Self-driving, long-haul trucks have the potential to cut the transport costs of manufacturers by 30% through 2040, consulting firm PwC said in a report.
However, there’s a major caveat. The figure assumes “aggressive adoption of autonomous trucking,” PwC said. “The question of whether workforces are prepared to embrace autonomous vehicles is another matter.”
Self-driving systems will “first assist, then replace, drivers and operators” in trucking, according to PwC said. Such jobs may be replaced by “a new generation of logistics technicians – not drivers/operators – to oversee the software and algorithms that may be in the proverbial driver’s seats of the future.”
The report was part of a survey PwC performed with the Manufacturing Institute (Washington).

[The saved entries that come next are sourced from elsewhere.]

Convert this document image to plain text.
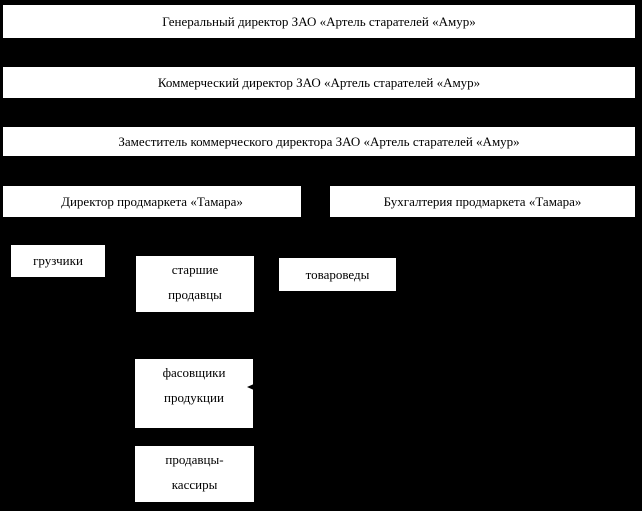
Генеральный директор ЗАО «Артель старателей «Амур»
Коммерческий директор ЗАО «Артель старателей «Амур»
Заместитель коммерческого директора ЗАО «Артель старателей «Амур»
Директор продмаркета «Тамара»	Бухгалтерия продмаркета «Тамара»
грузчики
старшие
продавцы
товароведы
фасовщики
продукции
продавцы-
кассиры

The consulting company said a step toward driverless trucks is underway. So-called “platooning,” enables trucks to travel in convoys “tethered by vehicle-to-vehicle communications.” At present, PwC said, operators are still in the cab.
“Platooning could offer fuel savings via lowered wind drag on vehicles,” according to the report.
PwC cautioned that “mainstreamed use of fully autonomous long-haul trucks on our highways may be years – or even decades – off.”
Automakers and technology companies are developing self-driving vehicles. General Motors Co. (Detroit) has said it expects to deploy such vehicles in commercial fleets next year.
At the same time, makers of heavy vehicles also working with autonomous and driver-assisted technology. Caterpillar Inc. (Deerfield, IL) uses self-driving trucks at some mining operations. Deere & Co.’s John Deere (Moline, IL) has developed self-driving technology for tractors and other farm vehicles.